The vulnerability, located in the platform's REST API, allows unauthenticated attackers to modify the content of any post or page within a WordPress site. The flaw was fixed in WordPress 4.7.2, released on Jan. 26, but the WordPress team did not publicly disclose the vulnerability's existence until a week later, to allow enough time for a large number of users to deploy the update.

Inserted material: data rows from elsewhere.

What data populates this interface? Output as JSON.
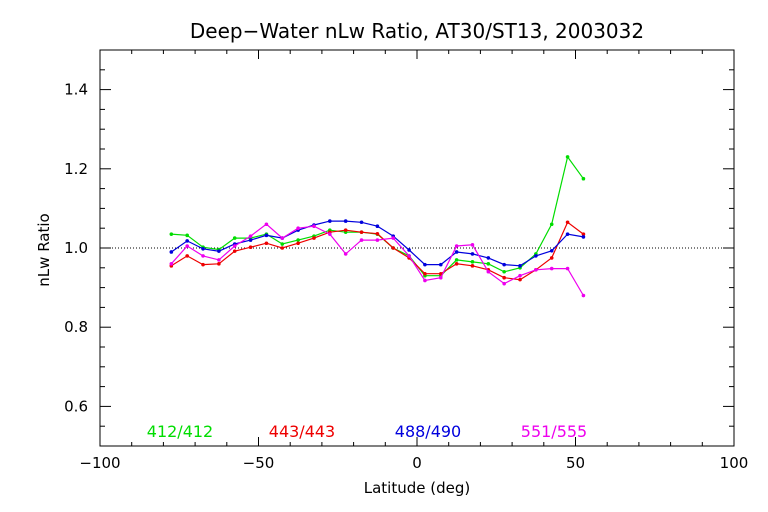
{
  "chart_data": {
    "type": "line",
    "title": "Deep−Water nLw Ratio, AT30/ST13, 2003032",
    "xlabel": "Latitude (deg)",
    "ylabel": "nLw Ratio",
    "xlim": [
      -100,
      100
    ],
    "ylim": [
      0.5,
      1.5
    ],
    "x_ticks": [
      -100,
      -50,
      0,
      50,
      100
    ],
    "x_tick_labels": [
      "−100",
      "−50",
      "0",
      "50",
      "100"
    ],
    "y_ticks": [
      0.6,
      0.8,
      1.0,
      1.2,
      1.4
    ],
    "y_tick_labels": [
      "0.6",
      "0.8",
      "1.0",
      "1.2",
      "1.4"
    ],
    "reference_line": 1.0,
    "grid": false,
    "legend_placement": "bottom inside plot",
    "series": [
      {
        "name": "412/412",
        "color": "#00dd00",
        "x": [
          -77.5,
          -72.5,
          -67.5,
          -62.5,
          -57.5,
          -52.5,
          -47.5,
          -42.5,
          -37.5,
          -32.5,
          -27.5,
          -22.5,
          -17.5,
          -12.5,
          -7.5,
          -2.5,
          2.5,
          7.5,
          12.5,
          17.5,
          22.5,
          27.5,
          32.5,
          37.5,
          42.5,
          47.5,
          52.5
        ],
        "y": [
          1.035,
          1.032,
          1.002,
          0.996,
          1.025,
          1.025,
          1.035,
          1.01,
          1.02,
          1.03,
          1.045,
          1.04,
          1.04,
          1.035,
          1.0,
          0.98,
          0.93,
          0.93,
          0.97,
          0.965,
          0.96,
          0.94,
          0.95,
          0.985,
          1.06,
          1.23,
          1.175
        ]
      },
      {
        "name": "443/443",
        "color": "#ee0000",
        "x": [
          -77.5,
          -72.5,
          -67.5,
          -62.5,
          -57.5,
          -52.5,
          -47.5,
          -42.5,
          -37.5,
          -32.5,
          -27.5,
          -22.5,
          -17.5,
          -12.5,
          -7.5,
          -2.5,
          2.5,
          7.5,
          12.5,
          17.5,
          22.5,
          27.5,
          32.5,
          37.5,
          42.5,
          47.5,
          52.5
        ],
        "y": [
          0.955,
          0.98,
          0.958,
          0.96,
          0.992,
          1.002,
          1.012,
          1.0,
          1.012,
          1.025,
          1.04,
          1.045,
          1.04,
          1.036,
          1.0,
          0.975,
          0.935,
          0.935,
          0.96,
          0.955,
          0.945,
          0.925,
          0.92,
          0.945,
          0.975,
          1.065,
          1.035
        ]
      },
      {
        "name": "488/490",
        "color": "#0000dd",
        "x": [
          -77.5,
          -72.5,
          -67.5,
          -62.5,
          -57.5,
          -52.5,
          -47.5,
          -42.5,
          -37.5,
          -32.5,
          -27.5,
          -22.5,
          -17.5,
          -12.5,
          -7.5,
          -2.5,
          2.5,
          7.5,
          12.5,
          17.5,
          22.5,
          27.5,
          32.5,
          37.5,
          42.5,
          47.5,
          52.5
        ],
        "y": [
          0.99,
          1.018,
          0.998,
          0.992,
          1.01,
          1.02,
          1.032,
          1.025,
          1.045,
          1.058,
          1.068,
          1.068,
          1.065,
          1.055,
          1.03,
          0.995,
          0.958,
          0.958,
          0.99,
          0.985,
          0.975,
          0.958,
          0.955,
          0.98,
          0.993,
          1.035,
          1.028
        ]
      },
      {
        "name": "551/555",
        "color": "#ee00ee",
        "x": [
          -77.5,
          -72.5,
          -67.5,
          -62.5,
          -57.5,
          -52.5,
          -47.5,
          -42.5,
          -37.5,
          -32.5,
          -27.5,
          -22.5,
          -17.5,
          -12.5,
          -7.5,
          -2.5,
          2.5,
          7.5,
          12.5,
          17.5,
          22.5,
          27.5,
          32.5,
          37.5,
          42.5,
          47.5,
          52.5
        ],
        "y": [
          0.96,
          1.005,
          0.98,
          0.97,
          1.005,
          1.03,
          1.06,
          1.025,
          1.05,
          1.055,
          1.035,
          0.985,
          1.02,
          1.02,
          1.025,
          0.98,
          0.918,
          0.925,
          1.005,
          1.008,
          0.94,
          0.91,
          0.93,
          0.945,
          0.948,
          0.948,
          0.88
        ]
      }
    ]
  }
}
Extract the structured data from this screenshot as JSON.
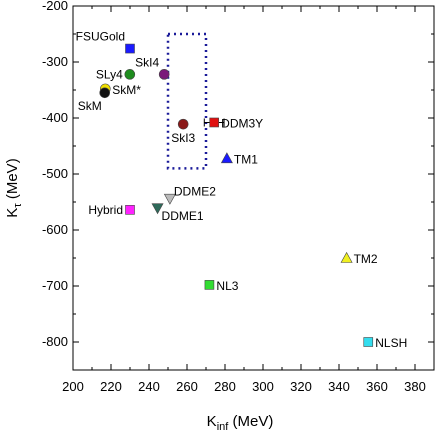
{
  "chart_data": {
    "type": "scatter",
    "xlabel": "K",
    "xlabel_sub": "inf",
    "xlabel_unit": " (MeV)",
    "ylabel": "K",
    "ylabel_sub": "τ",
    "ylabel_unit": " (MeV)",
    "xlim": [
      200,
      390
    ],
    "ylim": [
      -850,
      -200
    ],
    "xticks": [
      200,
      220,
      240,
      260,
      280,
      300,
      320,
      340,
      360,
      380
    ],
    "yticks": [
      -200,
      -300,
      -400,
      -500,
      -600,
      -700,
      -800
    ],
    "grid": false,
    "legend": "none",
    "points": [
      {
        "label": "FSUGold",
        "x": 230,
        "y": -276,
        "marker": "square",
        "color": "#1a1aff",
        "label_pos": "upper-left"
      },
      {
        "label": "SLy4",
        "x": 229.9,
        "y": -322,
        "marker": "circle",
        "color": "#1e8c1e",
        "label_pos": "left"
      },
      {
        "label": "SkI4",
        "x": 248,
        "y": -322,
        "marker": "circle",
        "color": "#7a1a7a",
        "label_pos": "upper-left"
      },
      {
        "label": "SkM*",
        "x": 217,
        "y": -348,
        "marker": "circle",
        "color": "#f0e000",
        "label_pos": "right"
      },
      {
        "label": "SkM",
        "x": 216.7,
        "y": -355,
        "marker": "circle",
        "color": "#111111",
        "label_pos": "lower-left"
      },
      {
        "label": "SkI3",
        "x": 258,
        "y": -411,
        "marker": "circle",
        "color": "#8b1a1a",
        "label_pos": "below"
      },
      {
        "label": "DDM3Y",
        "x": 274.3,
        "y": -408,
        "marker": "square",
        "color": "#e01010",
        "label_pos": "right",
        "xerr": 5.2
      },
      {
        "label": "TM1",
        "x": 281,
        "y": -472,
        "marker": "triangle-up",
        "color": "#1a1aff",
        "label_pos": "right"
      },
      {
        "label": "DDME2",
        "x": 251,
        "y": -544,
        "marker": "triangle-down",
        "color": "#bbbbbb",
        "label_pos": "upper-right"
      },
      {
        "label": "DDME1",
        "x": 244.5,
        "y": -561,
        "marker": "triangle-down",
        "color": "#2f6a5a",
        "label_pos": "lower-right"
      },
      {
        "label": "Hybrid",
        "x": 230,
        "y": -564,
        "marker": "square",
        "color": "#ff22ff",
        "label_pos": "left"
      },
      {
        "label": "TM2",
        "x": 344,
        "y": -650,
        "marker": "triangle-up",
        "color": "#f0f020",
        "label_pos": "right"
      },
      {
        "label": "NL3",
        "x": 271.8,
        "y": -698,
        "marker": "square",
        "color": "#33dd33",
        "label_pos": "right"
      },
      {
        "label": "NLSH",
        "x": 355.4,
        "y": -800,
        "marker": "square",
        "color": "#33ddee",
        "label_pos": "right"
      }
    ],
    "constraint_box": {
      "x": [
        250,
        270
      ],
      "y": [
        -250,
        -490
      ],
      "color": "#1a1a99",
      "style": "dotted"
    }
  }
}
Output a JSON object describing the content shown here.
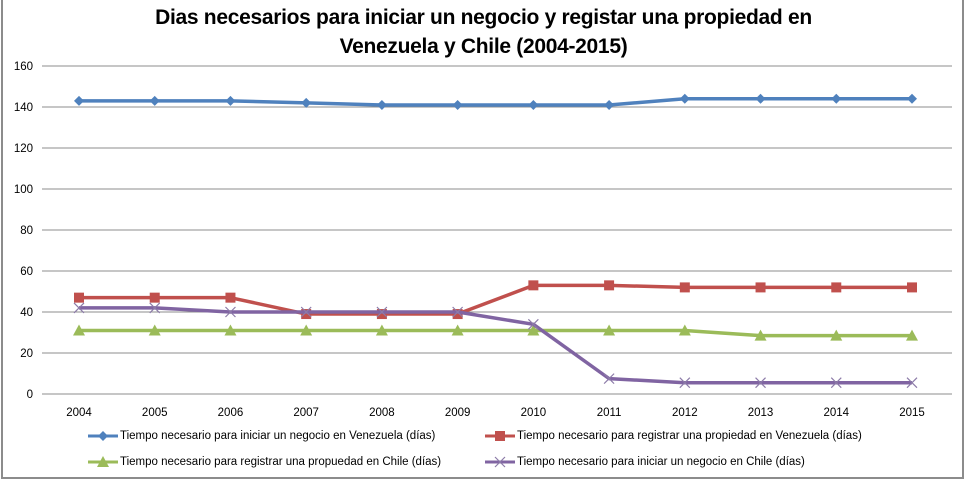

“This vulnerability has resulted in a kind of feeding frenzy where attackers are competing with each other to deface vulnerable WordPress websites,” Mark Maunder, the CEO of Feedjit, said in a blog post Thursday. “During the past 48 hours we have seen over 800,000 attacks exploiting this specific vulnerability across the WordPress sites we monitor.”
There is one obvious reason WordPress sites were vulnerable: the WordPress core code itself contained the vulnerability.
But there is another, less obvious reason for the vulnerability: in this case, the vulnerability was within the REST API, which is a new WP module and not in use / not needed by the vast majority of self-hosted WordPress sites.
Two simple principles that would have protected you from this vulnerability
1. KEEP UP-TO-DATE WITH PATCHING—it's such a simple thing, but falling behind on patching is one of the leading causes of exposure to vulnerabilities.
If keeping up with patching is overwhelming, consider hiring a managed IT partner that will monitor for vulnerabilities (as well as performance, availability and more) and patch your systems as well as be ready to act upon any issues that may arise from patching or otherwise.
2. DISABLE UNUSED/UNNEEDED FUNCTIONALITY—this is a critical best practice.
FOR EXAMPLE, If you need to fire up an IIS web server, turn off every service/module you don't need. You can always turn them on as needed.
In the case of the WordPress REST API, which is mostly for communicating with EXTERNAL sites and services, you should leave this disabled until which time it is needed. By then, most of the kinks and vulnerabilities should be worked out, which is a good general rule of thumb; that is, as a product/feature becomes more mature, it becomes better, more secure.